Tamemen Kişisel

Mısır püskülü. Kağıt bardakta içilen bir tebessüm. Hiç gelmemiş yağmur devri.

12 Mart 2010 Cuma

yitik çırpınışlar

"kimsesizliğin soğuk dokunuşları yürüyor gözlerimden, ve ben yine dudakların oluyorum hayalimin camlarında.. buğular geçsin hadi izin ver.. eğer ki sen soluyabiliyorsan ışıltılı buğu yuvalanmış camı.. o benim yitiğim.. senin çırpınışlarındır..."

- yıkardım yırtılmış mavi gökyüzünü ellerine ve duvağını keserdim kayan yıldızların kirpiklerine..

etrafına ağır ağır göz gezdirdi. nereden geldiğini anlamamıştı bu cümlenin. kaleminin başını tekrar kemirdi ve kağıda usulca eğildi.

"ya da bir çiçeğe zikir olurdu çırpınışların bir kayık bahçesinde. suyunda bir efkar dolaşırdı. duvarlar yine mi yitik ey dağlar"

- huzurunu aşıla fırtınaların gölgelerine ve bir damla daha öksür engellerine özgürlüğünün..

"sen de kimsin" demek isterdi. umursamadı. karanlığı aydınlatan çakmağını aradı. bir sigara daha yakmak...

- yaşamın dalları arasındaydı yuvalarımız ve ıslak topraktandı girişlerimiz içine... ölümü tekrar nefesleme.
- bu 20 senelik kısa boylu bir hikaye... sen kim olasın ki ?

cevapsız bir diyaloga girdiğini o da biliyordu. çürümüş iskemlesinin üstünden kalktı. gıcırdayan lambasını tuttu. sessizliği dinlemeye koyuldu.

- ben geldim ? aç zihnini.
- git buradan. bırak beni.
- sen beni özlüyordun. ben geldim. şimdi bana bırak.
- hayır. zamanı ısıtma. dur.

titredi. elindeki kalemin ucunda kanlar gördü. ağzının köpürdüğünü hissetti. bir kere daha "ah" dedi. o kadardı duası...

*******

yürüdü. durmadı hiç. ona varana kadar asla engel olamayacaktı kimse yoluna. güzün hazinliği birikmişti yaşıyor olduğu travmasında. "neden tanrım" dedi, diyordu, demeye devam ediyordu yüreği. "bir tanrıya inanıyor" olmanın yararı bu olsa gerekti. feryat edebileceğiniz bir şeyin olması...

- lütfen hanımefendi içeri giremezseniz. yas--
- çekil şuradan..

kapıyı sertçe açtı. donuk bir çift göze kesildi duruşu. masaya koştu. evlilik resimleri dağılmıştı her bir yana. ikisinin de en güzel gülüşlerinin olduğu şöminebaşı bir resim dikkatini çekti. arkasını çevirdi, bir şeyler karalanmıştı.

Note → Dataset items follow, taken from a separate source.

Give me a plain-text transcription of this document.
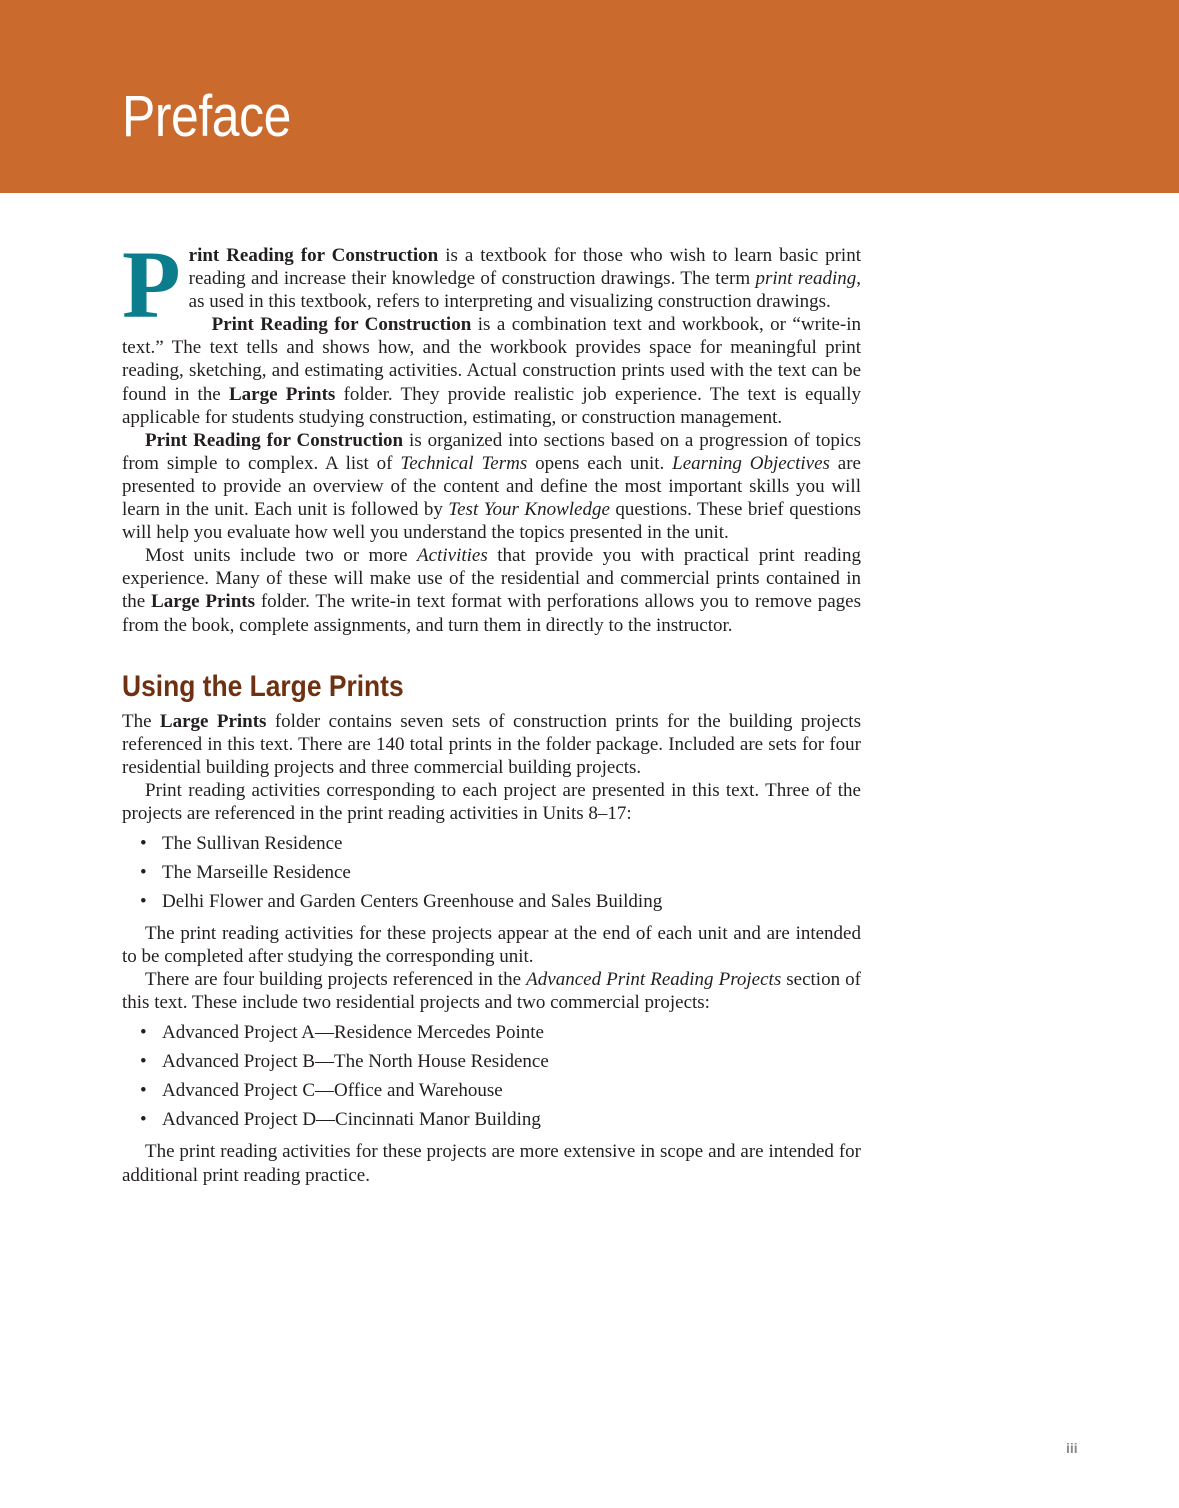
Preface

Print Reading for Construction is a textbook for those who wish to learn basic print reading and increase their knowledge of construction drawings. The term print reading, as used in this textbook, refers to interpreting and visualizing construction drawings.

Print Reading for Construction is a combination text and workbook, or “write-in text.” The text tells and shows how, and the workbook provides space for meaningful print reading, sketching, and estimating activities. Actual construction prints used with the text can be found in the Large Prints folder. They provide realistic job experience. The text is equally applicable for students studying construction, estimating, or construction management.

Print Reading for Construction is organized into sections based on a progression of topics from simple to complex. A list of Technical Terms opens each unit. Learning Objectives are presented to provide an overview of the content and define the most important skills you will learn in the unit. Each unit is followed by Test Your Knowledge questions. These brief questions will help you evaluate how well you understand the topics presented in the unit.

Most units include two or more Activities that provide you with practical print reading experience. Many of these will make use of the residential and commercial prints contained in the Large Prints folder. The write-in text format with perforations allows you to remove pages from the book, complete assignments, and turn them in directly to the instructor.

Using the Large Prints

The Large Prints folder contains seven sets of construction prints for the building projects referenced in this text. There are 140 total prints in the folder package. Included are sets for four residential building projects and three commercial building projects.

Print reading activities corresponding to each project are presented in this text. Three of the projects are referenced in the print reading activities in Units 8–17:

• The Sullivan Residence
• The Marseille Residence
• Delhi Flower and Garden Centers Greenhouse and Sales Building

The print reading activities for these projects appear at the end of each unit and are intended to be completed after studying the corresponding unit.

There are four building projects referenced in the Advanced Print Reading Projects section of this text. These include two residential projects and two commercial projects:

• Advanced Project A—Residence Mercedes Pointe
• Advanced Project B—The North House Residence
• Advanced Project C—Office and Warehouse
• Advanced Project D—Cincinnati Manor Building

The print reading activities for these projects are more extensive in scope and are intended for additional print reading practice.

iii
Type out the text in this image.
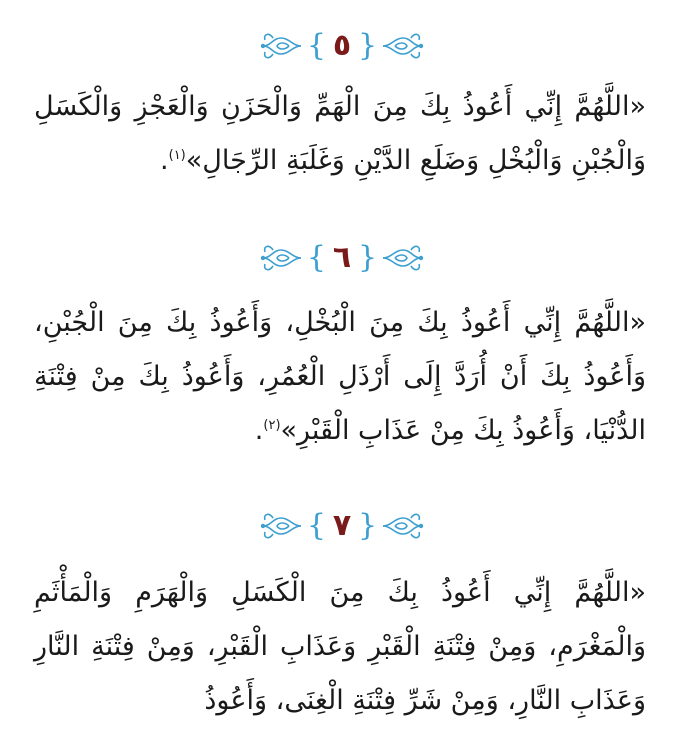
{ ٥ }
«اللَّهُمَّ إِنِّي أَعُوذُ بِكَ مِنَ الْهَمِّ وَالْحَزَنِ وَالْعَجْزِ وَالْكَسَلِ وَالْجُبْنِ وَالْبُخْلِ وَضَلَعِ الدَّيْنِ وَغَلَبَةِ الرِّجَالِ»$^{(١)}$.
{ ٦ }
«اللَّهُمَّ إِنِّي أَعُوذُ بِكَ مِنَ الْبُخْلِ، وَأَعُوذُ بِكَ مِنَ الْجُبْنِ، وَأَعُوذُ بِكَ أَنْ أُرَدَّ إِلَى أَرْذَلِ الْعُمُرِ، وَأَعُوذُ بِكَ مِنْ فِتْنَةِ الدُّنْيَا، وَأَعُوذُ بِكَ مِنْ عَذَابِ الْقَبْرِ»$^{(٢)}$.
{ ٧ }
«اللَّهُمَّ إِنِّي أَعُوذُ بِكَ مِنَ الْكَسَلِ وَالْهَرَمِ وَالْمَأْثَمِ وَالْمَغْرَمِ، وَمِنْ فِتْنَةِ الْقَبْرِ وَعَذَابِ الْقَبْرِ، وَمِنْ فِتْنَةِ النَّارِ وَعَذَابِ النَّارِ، وَمِنْ شَرِّ فِتْنَةِ الْغِنَى، وَأَعُوذُ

"yıkardım yırtılmış mavi gökyüzünü ellerine ve duvağını keserdim kayan yıldızların kirpiklerine.."

"duvak" dedi... durdu. saçlarını titreyen ellerine karışmış gözyaşlarıyla karıştırdı. ısıracak daha fazla da yer kalmamıştı zaten dudaklarında da. başını kan damlalarıyla bezenmiş kağıda doğru çevirdi. karakalem bir çalışmanın altında bir şeyler daha karalanmıştı. korkuyordu. yazı... belki de kendini görüyordu. pişmanlık artık onun ta kendisiydi. kendinden korkuyordu. kendi savaşını kaybetmekten....

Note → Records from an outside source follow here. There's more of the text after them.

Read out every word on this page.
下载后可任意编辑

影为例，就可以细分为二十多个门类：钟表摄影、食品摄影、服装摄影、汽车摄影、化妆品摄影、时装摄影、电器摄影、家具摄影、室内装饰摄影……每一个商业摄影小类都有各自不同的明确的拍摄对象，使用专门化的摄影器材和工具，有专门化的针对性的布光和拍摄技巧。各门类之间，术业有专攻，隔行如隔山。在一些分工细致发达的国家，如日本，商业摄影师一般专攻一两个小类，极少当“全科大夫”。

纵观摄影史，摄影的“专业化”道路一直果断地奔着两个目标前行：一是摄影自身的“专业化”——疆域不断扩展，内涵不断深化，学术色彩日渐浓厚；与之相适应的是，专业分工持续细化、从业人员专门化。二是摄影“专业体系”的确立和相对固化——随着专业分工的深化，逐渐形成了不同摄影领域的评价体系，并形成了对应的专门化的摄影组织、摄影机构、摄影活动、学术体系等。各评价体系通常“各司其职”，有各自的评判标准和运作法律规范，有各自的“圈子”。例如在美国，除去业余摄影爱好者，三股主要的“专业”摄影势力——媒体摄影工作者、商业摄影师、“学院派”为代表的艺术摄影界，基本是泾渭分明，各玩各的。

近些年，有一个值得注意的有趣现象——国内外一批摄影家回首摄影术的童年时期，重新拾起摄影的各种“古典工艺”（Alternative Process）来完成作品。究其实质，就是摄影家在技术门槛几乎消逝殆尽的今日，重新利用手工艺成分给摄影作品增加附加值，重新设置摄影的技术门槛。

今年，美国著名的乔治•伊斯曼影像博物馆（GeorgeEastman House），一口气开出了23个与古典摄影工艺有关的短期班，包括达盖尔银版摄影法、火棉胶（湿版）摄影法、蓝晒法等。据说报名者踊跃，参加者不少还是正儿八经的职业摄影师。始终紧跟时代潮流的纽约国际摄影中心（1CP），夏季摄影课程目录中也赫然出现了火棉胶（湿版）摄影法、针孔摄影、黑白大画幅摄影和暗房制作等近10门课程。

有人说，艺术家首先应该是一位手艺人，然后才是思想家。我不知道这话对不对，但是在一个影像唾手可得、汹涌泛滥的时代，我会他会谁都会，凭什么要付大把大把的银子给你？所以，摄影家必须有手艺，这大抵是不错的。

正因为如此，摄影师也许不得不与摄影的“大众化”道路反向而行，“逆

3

"ya da bir çiçeğe zikir olurdu çırpınışların bir kayık bahçesinde. suyunda bir efkar dolaşırdı. duvarlar yine mi yitik ey dağlar"

dizleri çözüldü. bir feryat ki inceden... bir uğultu gibi. tiz bir vurgun acısı daha. elleri yumruk oldu. masada birleşti ahenkle. tok bir sesin izinde... yerlere dökülmüş sigaraları gördü. dağınık tütünleri...bu sefer kendi söylüyordu. istemsiz bir duyguyla...

"huzurunu aşıla fırtınaların gölgelerine ve bir damla daha öksür engellerine özgürlüğünün.."

durmadı... devamı vardı...

"görmemiştik biz hiç doğan ayı aslında. hala güneşin dikenlerinde sallanırdı salıncaklarımız. bir dünya daha çizmiştik biz yeryüzüne ve o da gitmişti amansızlığa. durmak bize göre değildi..."

sımsıkı yumdu gözlerini. biliyordu bunun sonunu. biliyordu ki zaman ısınmıştı. o duvarın köşesinde bir çınar yatıyordu. kanın çizdiği yolda bir kaç kelime daha düştü ıssızlığa..

"yaşamın dalları arasındaydı yuvalarımız ve ıslak topraktandı girişlerimiz içine.."

toprak olacak o benliğe sarıldı. ağlamıyordu. gözyaşı artık çünkü manasızdı. debeleniyordu boşluğa doğru. inlermişcesine söylendi. "ben artık geldim.. gerçek ben.. ben..!!!" durmuyordu 20 sene. akmıştı çoktan.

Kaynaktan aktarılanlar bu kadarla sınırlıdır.